France has been convulsed in recent months with some of the worst civil unrest since the student uprisings of 1968. Thousands of ‘Gilet Jaune’ or Yellow Vest protestors have taken to the streets not just in Paris but in a number of other towns and cities across the nation. Some of these protests have been extremely violent with violence coming from both sides of the conflict, from the protestors themselves and from the French security forces. There have been a number of serious injuries caused to protestors by security force violence and the protestors have according to various reports been engaged in quite a few acts of violence themselves including arson and looting.
For at least 21 weeks various French cities have seen Gilet Jaune protests erupt in them. Some of these protests have been huge and some of them much smaller. The protests started because of excessive and punitive taxes on fuel and the exploitation of drivers as a cash cow by draconian fines for speeding. These fines have been seen as less to do with road safety and more to do with the French state squeezing motorists for as much money as possible.

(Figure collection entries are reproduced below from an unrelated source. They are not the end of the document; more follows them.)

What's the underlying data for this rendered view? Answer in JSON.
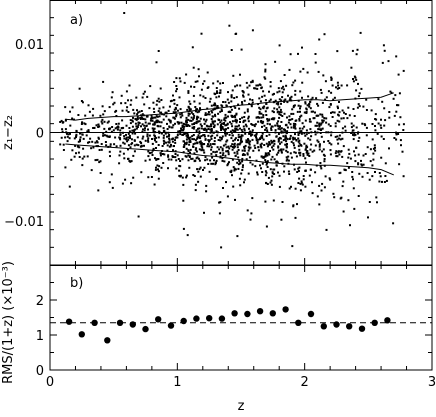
{
  "chart_data": [
    {
      "type": "scatter",
      "panel_label": "a)",
      "xlabel": "",
      "ylabel": "z₁−z₂",
      "xlim": [
        0,
        3
      ],
      "ylim": [
        -0.015,
        0.015
      ],
      "xticks": [
        0,
        1,
        2,
        3
      ],
      "yticks": [
        -0.01,
        0,
        0.01
      ],
      "ytick_labels": [
        "−0.01",
        "0",
        "0.01"
      ],
      "zero_line": true,
      "scatter_note": "approximately 2000 scattered points centered on 0, density peaking near z=1.5; marker fill #000000",
      "series": [
        {
          "x": [
            0.12,
            0.2,
            0.3,
            0.4,
            0.5,
            0.6,
            0.7,
            0.8,
            0.9,
            1.0,
            1.1,
            1.2,
            1.3,
            1.4,
            1.5,
            1.6,
            1.7,
            1.8,
            1.9,
            2.0,
            2.1,
            2.2,
            2.3,
            2.4,
            2.5,
            2.6,
            2.7
          ],
          "y": [
            0.0015,
            0.0014,
            0.0016,
            0.0017,
            0.0018,
            0.0018,
            0.0019,
            0.002,
            0.0021,
            0.0022,
            0.0024,
            0.0026,
            0.0027,
            0.0029,
            0.0031,
            0.0032,
            0.0034,
            0.0035,
            0.0036,
            0.0037,
            0.0037,
            0.0036,
            0.0037,
            0.0038,
            0.0039,
            0.004,
            0.0045
          ]
        },
        {
          "x": [
            0.12,
            0.2,
            0.3,
            0.4,
            0.5,
            0.6,
            0.7,
            0.8,
            0.9,
            1.0,
            1.1,
            1.2,
            1.3,
            1.4,
            1.5,
            1.6,
            1.7,
            1.8,
            1.9,
            2.0,
            2.1,
            2.2,
            2.3,
            2.4,
            2.5,
            2.6,
            2.7
          ],
          "y": [
            -0.0013,
            -0.0014,
            -0.0015,
            -0.0016,
            -0.0017,
            -0.0018,
            -0.0019,
            -0.002,
            -0.0021,
            -0.0022,
            -0.0024,
            -0.0026,
            -0.0027,
            -0.0029,
            -0.0031,
            -0.0032,
            -0.0034,
            -0.0035,
            -0.0036,
            -0.0036,
            -0.0037,
            -0.0037,
            -0.0038,
            -0.0039,
            -0.004,
            -0.0042,
            -0.0048
          ]
        }
      ]
    },
    {
      "type": "scatter",
      "panel_label": "b)",
      "xlabel": "z",
      "ylabel": "RMS/(1+z) (×10⁻³)",
      "xlim": [
        0,
        3
      ],
      "ylim": [
        0,
        3
      ],
      "xticks": [
        0,
        1,
        2,
        3
      ],
      "yticks": [
        0,
        1,
        2,
        3
      ],
      "reference_line": {
        "y": 1.35,
        "style": "dashed"
      },
      "series": [
        {
          "x": [
            0.15,
            0.25,
            0.35,
            0.45,
            0.55,
            0.65,
            0.75,
            0.85,
            0.95,
            1.05,
            1.15,
            1.25,
            1.35,
            1.45,
            1.55,
            1.65,
            1.75,
            1.85,
            1.95,
            2.05,
            2.15,
            2.25,
            2.35,
            2.45,
            2.55,
            2.65
          ],
          "y": [
            1.38,
            1.02,
            1.35,
            0.85,
            1.35,
            1.3,
            1.17,
            1.45,
            1.27,
            1.4,
            1.47,
            1.48,
            1.47,
            1.62,
            1.6,
            1.68,
            1.62,
            1.73,
            1.35,
            1.6,
            1.25,
            1.3,
            1.25,
            1.18,
            1.35,
            1.42
          ]
        }
      ]
    }
  ]
}
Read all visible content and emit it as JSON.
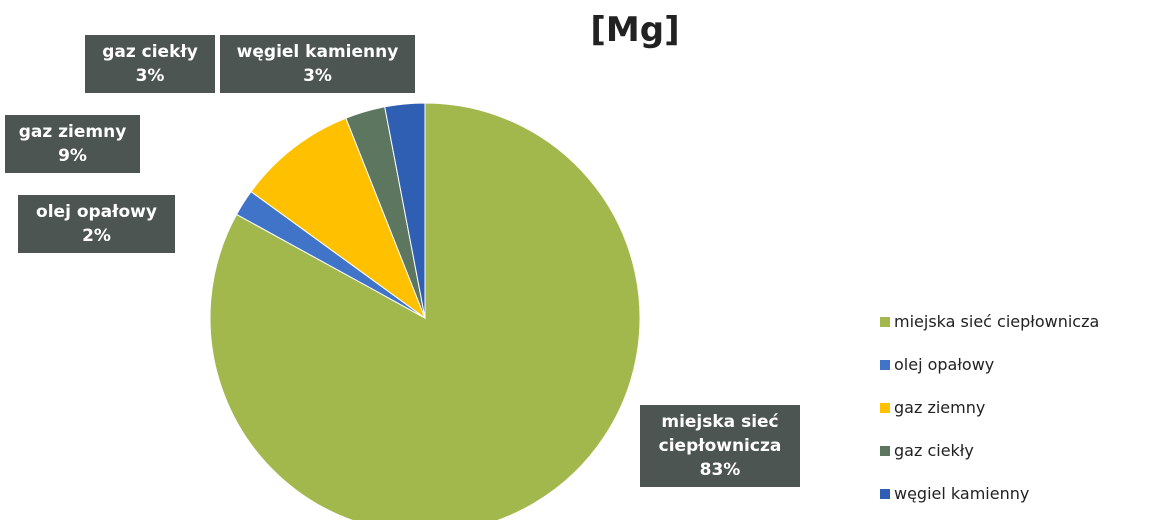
{
  "chart_data": {
    "type": "pie",
    "title": "[Mg]",
    "categories": [
      "miejska sieć ciepłownicza",
      "olej opałowy",
      "gaz ziemny",
      "gaz ciekły",
      "węgiel kamienny"
    ],
    "values": [
      83,
      2,
      9,
      3,
      3
    ],
    "value_labels": [
      "83%",
      "2%",
      "9%",
      "3%",
      "3%"
    ],
    "colors": [
      "#a2b84c",
      "#3f74c8",
      "#ffc000",
      "#5d7660",
      "#2f5fb3"
    ],
    "legend": "right"
  }
}
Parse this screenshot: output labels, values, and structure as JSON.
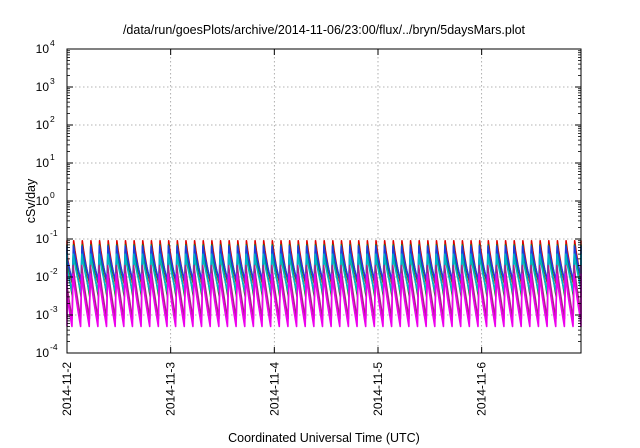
{
  "chart_data": {
    "type": "line",
    "title": "/data/run/goesPlots/archive/2014-11-06/23:00/flux/../bryn/5daysMars.plot",
    "xlabel": "Coordinated Universal Time (UTC)",
    "ylabel": "cSv/day",
    "yscale": "log",
    "ylim": [
      0.0001,
      10000
    ],
    "y_ticks": [
      {
        "base": "10",
        "exp": "-4",
        "value": 0.0001
      },
      {
        "base": "10",
        "exp": "-3",
        "value": 0.001
      },
      {
        "base": "10",
        "exp": "-2",
        "value": 0.01
      },
      {
        "base": "10",
        "exp": "-1",
        "value": 0.1
      },
      {
        "base": "10",
        "exp": "0",
        "value": 1
      },
      {
        "base": "10",
        "exp": "1",
        "value": 10
      },
      {
        "base": "10",
        "exp": "2",
        "value": 100
      },
      {
        "base": "10",
        "exp": "3",
        "value": 1000
      },
      {
        "base": "10",
        "exp": "4",
        "value": 10000
      }
    ],
    "xlim": [
      "2014-11-02T00:00",
      "2014-11-06T23:00"
    ],
    "x_ticks": [
      {
        "label": "2014-11-2",
        "value": "2014-11-02T00:00"
      },
      {
        "label": "2014-11-3",
        "value": "2014-11-03T00:00"
      },
      {
        "label": "2014-11-4",
        "value": "2014-11-04T00:00"
      },
      {
        "label": "2014-11-5",
        "value": "2014-11-05T00:00"
      },
      {
        "label": "2014-11-6",
        "value": "2014-11-06T00:00"
      }
    ],
    "grid": true,
    "period_hours": 2.0,
    "series": [
      {
        "color": "#dd0000",
        "peak": 0.09,
        "trough": 0.006
      },
      {
        "color": "#0b8f0b",
        "peak": 0.07,
        "trough": 0.003
      },
      {
        "color": "#1e3cdc",
        "peak": 0.065,
        "trough": 0.008
      },
      {
        "color": "#00b4c8",
        "peak": 0.04,
        "trough": 0.004
      },
      {
        "color": "#aa2288",
        "peak": 0.02,
        "trough": 0.0008
      },
      {
        "color": "#ee00ee",
        "peak": 0.012,
        "trough": 0.0005
      }
    ]
  }
}
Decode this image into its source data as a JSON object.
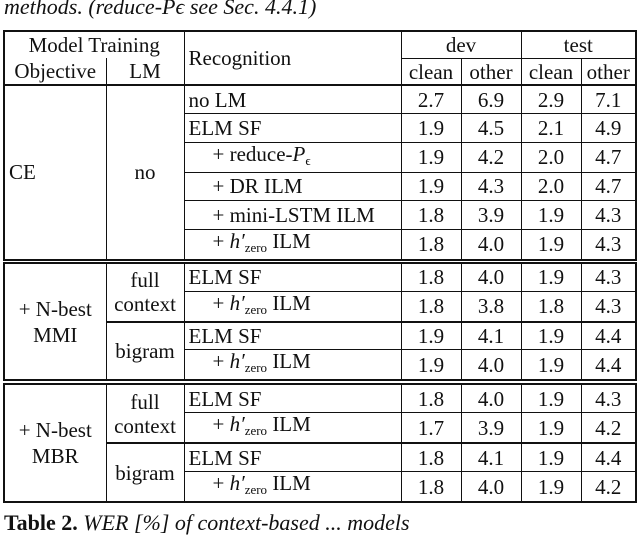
{
  "caption_top": "methods. (reduce-Pϵ see Sec. 4.4.1)",
  "caption_bottom": {
    "label": "Table 2.",
    "text": "WER [%] of context-based ... models"
  },
  "header": {
    "model_training": "Model Training",
    "objective": "Objective",
    "lm": "LM",
    "recognition": "Recognition",
    "dev": "dev",
    "test": "test",
    "clean": "clean",
    "other": "other"
  },
  "blocks": [
    {
      "objective": "CE",
      "groups": [
        {
          "lm": "no",
          "rows": [
            {
              "recognition": "no LM",
              "values": [
                "2.7",
                "6.9",
                "2.9",
                "7.1"
              ]
            },
            {
              "recognition": "ELM SF",
              "values": [
                "1.9",
                "4.5",
                "2.1",
                "4.9"
              ]
            },
            {
              "recognition": "+ reduce-Pϵ",
              "values": [
                "1.9",
                "4.2",
                "2.0",
                "4.7"
              ]
            },
            {
              "recognition": "+ DR ILM",
              "values": [
                "1.9",
                "4.3",
                "2.0",
                "4.7"
              ]
            },
            {
              "recognition": "+ mini-LSTM ILM",
              "values": [
                "1.8",
                "3.9",
                "1.9",
                "4.3"
              ]
            },
            {
              "recognition": "+ h′zero ILM",
              "values": [
                "1.8",
                "4.0",
                "1.9",
                "4.3"
              ]
            }
          ]
        }
      ]
    },
    {
      "objective": "+ N-best MMI",
      "groups": [
        {
          "lm": "full context",
          "rows": [
            {
              "recognition": "ELM SF",
              "values": [
                "1.8",
                "4.0",
                "1.9",
                "4.3"
              ]
            },
            {
              "recognition": "+ h′zero ILM",
              "values": [
                "1.8",
                "3.8",
                "1.8",
                "4.3"
              ]
            }
          ]
        },
        {
          "lm": "bigram",
          "rows": [
            {
              "recognition": "ELM SF",
              "values": [
                "1.9",
                "4.1",
                "1.9",
                "4.4"
              ]
            },
            {
              "recognition": "+ h′zero ILM",
              "values": [
                "1.9",
                "4.0",
                "1.9",
                "4.4"
              ]
            }
          ]
        }
      ]
    },
    {
      "objective": "+ N-best MBR",
      "groups": [
        {
          "lm": "full context",
          "rows": [
            {
              "recognition": "ELM SF",
              "values": [
                "1.8",
                "4.0",
                "1.9",
                "4.3"
              ]
            },
            {
              "recognition": "+ h′zero ILM",
              "values": [
                "1.7",
                "3.9",
                "1.9",
                "4.2"
              ]
            }
          ]
        },
        {
          "lm": "bigram",
          "rows": [
            {
              "recognition": "ELM SF",
              "values": [
                "1.8",
                "4.1",
                "1.9",
                "4.4"
              ]
            },
            {
              "recognition": "+ h′zero ILM",
              "values": [
                "1.8",
                "4.0",
                "1.9",
                "4.2"
              ]
            }
          ]
        }
      ]
    }
  ]
}
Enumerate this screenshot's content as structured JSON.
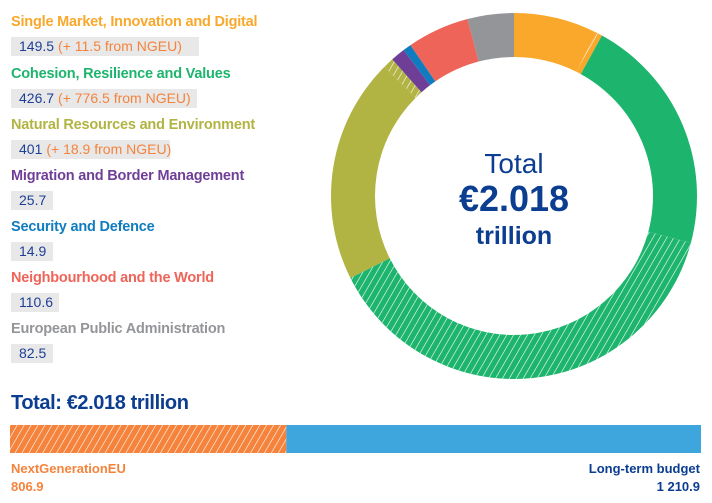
{
  "chart_data": {
    "type": "pie",
    "variant": "donut",
    "center_label": {
      "line1": "Total",
      "line2": "€2.018",
      "line3": "trillion"
    },
    "unit": "EUR billion",
    "categories": [
      {
        "name": "Single Market, Innovation and Digital",
        "long_term": 149.5,
        "ngeu": 11.5,
        "long_term_label": "149.5",
        "ngeu_label": "(+ 11.5 from NGEU)",
        "color": "#f9a82b"
      },
      {
        "name": "Cohesion, Resilience and Values",
        "long_term": 426.7,
        "ngeu": 776.5,
        "long_term_label": "426.7",
        "ngeu_label": "(+ 776.5 from NGEU)",
        "color": "#1db46d"
      },
      {
        "name": "Natural Resources and Environment",
        "long_term": 401,
        "ngeu": 18.9,
        "long_term_label": "401",
        "ngeu_label": "(+ 18.9 from NGEU)",
        "color": "#b1b443"
      },
      {
        "name": "Migration and Border Management",
        "long_term": 25.7,
        "ngeu": 0,
        "long_term_label": "25.7",
        "color": "#6f3f98"
      },
      {
        "name": "Security and Defence",
        "long_term": 14.9,
        "ngeu": 0,
        "long_term_label": "14.9",
        "color": "#0f7cc0"
      },
      {
        "name": "Neighbourhood and the World",
        "long_term": 110.6,
        "ngeu": 0,
        "long_term_label": "110.6",
        "color": "#ef6459"
      },
      {
        "name": "European Public Administration",
        "long_term": 82.5,
        "ngeu": 0,
        "long_term_label": "82.5",
        "color": "#939598"
      }
    ],
    "hatched_means": "NGEU"
  },
  "summary": {
    "title": "Total: €2.018 trillion",
    "bar": [
      {
        "name": "NextGenerationEU",
        "value": 806.9,
        "value_label": "806.9",
        "color": "#f5833c",
        "hatched": true
      },
      {
        "name": "Long-term budget",
        "value": 1210.9,
        "value_label": "1 210.9",
        "color": "#3ea6dc",
        "hatched": false
      }
    ]
  }
}
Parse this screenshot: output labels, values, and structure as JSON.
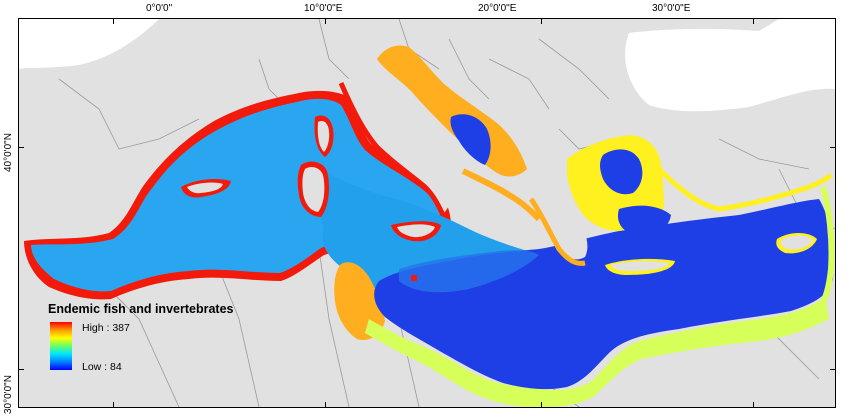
{
  "map": {
    "legend": {
      "title": "Endemic fish and invertebrates",
      "high_label": "High : 387",
      "low_label": "Low : 84",
      "high_value": 387,
      "low_value": 84,
      "ramp_colors": [
        "#ff0000",
        "#ff9900",
        "#ffff00",
        "#66ff66",
        "#00e5ff",
        "#0080ff",
        "#0000ff"
      ]
    },
    "top_ticks": [
      "0°0'0\"",
      "10°0'0\"E",
      "20°0'0\"E",
      "30°0'0\"E"
    ],
    "left_ticks": [
      "40°0'0\"N",
      "30°0'0\"N"
    ],
    "colors": {
      "land": "#e1e1e1",
      "border": "#9a9a9a",
      "sea_west": "#2aa6f0",
      "sea_east": "#1f3fe6",
      "coast_high": "#f21a0a",
      "adriatic": "#ffae20",
      "aegean": "#fff020",
      "african_coast": "#d6ff5a"
    }
  }
}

The response of the French Government under President Emmanuel Macron, a pro-European Union centrist, has been at various stages to threaten, cajole, physically attack and offer superficial concessions to the protestors. The French government desperately wants these protests to go away partly because of the disruption caused by them and also because Macron’s government is worried about the effect these protests may have on the upcoming European Parliament elections. Although the EU Parliament is a toothless tiger with no proper legislative powers of its own, the prospect of the French electorate using the election to register a protest at President Macron’s leadership by voting in those opposed to the president’s policies would be a major public relations failure for him.
In an effort to show that his government was listening to people’s concerns about the economy, taxation and other issues, President Macron embarked on a ‘listening project’ with hundreds of public meetings organised by the government taking place. It looks to me as if the government was trying to construct some form of political lightening rod by which public anger at government policies could be discharged. The result of this massive public consultation has been the government considering whether it should back down on at least some of the swingeing taxes that have been imposed on the French population.
While it’s good to see the French government recognising that taxing the citizenry into penury is a bad thing, I wonder whether these tax cut proposals that are being made will be enough to stop the protests? These proposed tax cuts may be too little too late. The Gilet Jaunes protest appears to have morphed into something much more than a tax protest that could be stopped by removal of the offending taxes. The protesters now seem to be on the streets for an amorphous mass of different causes, some leftist, some rightist,some sane and some dodgy. The motivations for the protests are now so wide that any government action to reduce the anger that caused the initial flare up of protest may not be enough to stop them.
The time to buy off the protestors with tax cuts and a reduction in the draconian treatment of drivers was months ago, before the protests picked up other causes. However to have caved into the tax protests at an earlier stage but that would have had the effect of making the French government look weak. As France is beset by economic problems and social cohesion problems brought about in part by inappropriate levels of and types of immigration, weakness is the very last thing that the French government needed to show. President Macron’s government is between a rock and a hard place. The government needed to stop the protests but the action needed to do this may have made it look as if a government that claimed to be strong and dynamic look like it was one that was too easily bullied by mobs which in turn may have caused other mobs with different causes to take to the streets in order to push for the policies that they wanted. Macron’s government could not make concessions too early but now it seems they have left the concessions too late.
The French government may be under the impression that by ameliorating the initial impetus for the protests that they may die down, but that impression may be mistaken. Whilst such concessions may remove some of the protestors, the protests have picked up individuals and groups with other causes that are less directly connected to the taxation issue and are instead more concerned with the way that France is governed.
I have some doubt as to whether the protestors can sustain the current level of protest until the next French presidential and parliamentary elections in 2022 as protesting at this intensity is difficult to keep up for a long time. However I believe that because of the scale of these protests, the way that the French state has confronted them and the fact that the reasons for the protests have broadened, they will have a significant effect on French voting patterns next time around. It will be interesting to see who the French choose to represent them. Will they choose socialism as has happened in the past or will they lurch to the nationalist Right? Whatever happens I think that these protests will have effects, some negative and some positive on the make up of the next French government.